The recent terror strikes in Mumbai, allegedly carried out by 10 Pakistani militants trained here, has further frayed the nerves of the people in New York.

"The spreading Islamist insurgency in the country has led to a wave of insecurity, and people doubt the ability of the new civilian government to safeguard them," paper said.

"People buy weapons because they're insecure," a senior Interior Ministry officer told the paper. "No need denying it."

The 11,758 murders recorded in the first 11 months of 2008 were the highest in Pakistan in at least in a decade, it said quoting Islamabad police, who compile nationwide crime statistics.

Arms licenses are issued by numerous Pakistani agencies. Local authorities and police hand out permits for weapons that can be used only within their states.
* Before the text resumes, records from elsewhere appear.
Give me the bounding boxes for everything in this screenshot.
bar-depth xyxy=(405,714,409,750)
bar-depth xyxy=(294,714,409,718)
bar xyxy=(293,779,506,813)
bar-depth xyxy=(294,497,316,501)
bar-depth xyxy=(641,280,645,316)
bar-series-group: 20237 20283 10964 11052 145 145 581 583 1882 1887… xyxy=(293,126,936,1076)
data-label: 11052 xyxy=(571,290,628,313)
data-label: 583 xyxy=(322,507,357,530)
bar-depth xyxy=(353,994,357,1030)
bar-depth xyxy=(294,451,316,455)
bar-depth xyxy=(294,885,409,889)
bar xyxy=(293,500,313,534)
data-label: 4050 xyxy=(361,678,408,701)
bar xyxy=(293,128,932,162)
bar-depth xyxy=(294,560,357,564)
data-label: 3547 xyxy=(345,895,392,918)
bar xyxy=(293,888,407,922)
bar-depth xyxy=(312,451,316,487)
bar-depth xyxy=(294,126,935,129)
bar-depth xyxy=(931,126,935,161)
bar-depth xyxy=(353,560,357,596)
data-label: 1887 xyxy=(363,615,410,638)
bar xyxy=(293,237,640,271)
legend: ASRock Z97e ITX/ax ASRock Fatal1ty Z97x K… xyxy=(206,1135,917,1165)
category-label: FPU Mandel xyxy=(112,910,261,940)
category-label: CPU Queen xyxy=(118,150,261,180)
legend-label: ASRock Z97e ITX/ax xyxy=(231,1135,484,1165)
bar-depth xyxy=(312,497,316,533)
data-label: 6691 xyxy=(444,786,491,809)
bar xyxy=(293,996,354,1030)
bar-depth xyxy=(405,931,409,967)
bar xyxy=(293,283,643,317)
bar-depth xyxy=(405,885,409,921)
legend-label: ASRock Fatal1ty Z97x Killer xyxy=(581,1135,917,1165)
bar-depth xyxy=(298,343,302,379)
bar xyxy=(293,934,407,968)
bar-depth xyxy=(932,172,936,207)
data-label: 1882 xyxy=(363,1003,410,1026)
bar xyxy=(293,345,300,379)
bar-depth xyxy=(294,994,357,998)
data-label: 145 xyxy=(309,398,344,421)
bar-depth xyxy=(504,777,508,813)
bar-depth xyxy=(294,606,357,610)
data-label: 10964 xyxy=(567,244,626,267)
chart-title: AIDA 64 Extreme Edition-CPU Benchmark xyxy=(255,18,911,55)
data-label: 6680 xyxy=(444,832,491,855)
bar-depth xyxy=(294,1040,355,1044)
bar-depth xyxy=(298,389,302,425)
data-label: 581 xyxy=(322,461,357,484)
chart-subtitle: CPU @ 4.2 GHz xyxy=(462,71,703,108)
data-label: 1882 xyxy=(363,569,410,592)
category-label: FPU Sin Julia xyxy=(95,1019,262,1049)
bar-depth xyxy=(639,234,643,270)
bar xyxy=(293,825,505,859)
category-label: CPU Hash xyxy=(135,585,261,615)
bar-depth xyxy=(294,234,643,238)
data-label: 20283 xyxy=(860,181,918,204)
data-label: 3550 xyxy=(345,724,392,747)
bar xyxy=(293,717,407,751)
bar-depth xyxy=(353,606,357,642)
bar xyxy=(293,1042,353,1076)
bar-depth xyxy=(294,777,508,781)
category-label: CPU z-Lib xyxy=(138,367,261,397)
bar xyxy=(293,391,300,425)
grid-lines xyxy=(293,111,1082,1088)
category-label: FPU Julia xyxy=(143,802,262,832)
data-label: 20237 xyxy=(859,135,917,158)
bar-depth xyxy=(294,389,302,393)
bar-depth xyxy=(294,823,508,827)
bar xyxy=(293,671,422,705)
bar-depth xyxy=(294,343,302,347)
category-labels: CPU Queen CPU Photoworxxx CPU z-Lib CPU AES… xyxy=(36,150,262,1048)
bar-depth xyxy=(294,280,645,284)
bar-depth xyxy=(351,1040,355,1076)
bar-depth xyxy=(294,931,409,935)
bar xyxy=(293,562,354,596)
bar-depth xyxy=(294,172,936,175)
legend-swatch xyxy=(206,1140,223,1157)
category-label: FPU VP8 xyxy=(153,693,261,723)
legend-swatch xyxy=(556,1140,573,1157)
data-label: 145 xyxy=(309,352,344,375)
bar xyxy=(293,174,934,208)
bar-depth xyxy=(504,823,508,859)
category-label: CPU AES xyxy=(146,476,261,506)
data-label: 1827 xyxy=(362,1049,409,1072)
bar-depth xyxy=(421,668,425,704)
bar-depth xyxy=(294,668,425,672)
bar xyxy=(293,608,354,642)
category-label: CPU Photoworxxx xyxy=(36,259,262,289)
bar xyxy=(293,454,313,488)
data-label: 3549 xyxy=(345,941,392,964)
The Interior Ministry licenses non-automatic weapons that can be carried across borders between Pakistan's states. The prime minister's office gives clearance for automatic assault weapons that can be used throughout the country.

Firearm licenses issued by the Interior Ministry rose sharply in 2008. Licenses for 12-gauge pump-action shotguns, used by private security guards and also duck hunters, more than doubled over 2007, the Journal said quoting ministry figures compiled through year's end.

Over the same period, the ministry granted 47 per cent more licenses for 30-bore pistols and 53 per cent more for 9mm handguns.

The ministry's chief spokesman, the paper said, didn't respond to requests for comment about the surge in gun licenses.

Some middle-class Pakistanis, it says, have appealed to politicians for help in obtaining licenses.

Many licensed arms are sold in the military city of Rawalpindi. Down the street from the city's Liaquat National Bagh, small arms shops, their walls lined with shotguns and long-barreled pistols, are scattered amid mom-and-pop stores.

"A gun can be your friend," one gun-shopper, Sifarish Khan, was quoted as saying.

Weapons purchased legally in the Rawalpindi shops, the Journal said, are typically 10 times as expensive as those readily available on the black market in NWFP and its capital, Peshawar, a hub for weapon smuggling from Afghanistan.

But urban Pakistanis tend to shun the illegal arms bazaars in an area known for tribal codes, bandits and Islamic insurgents.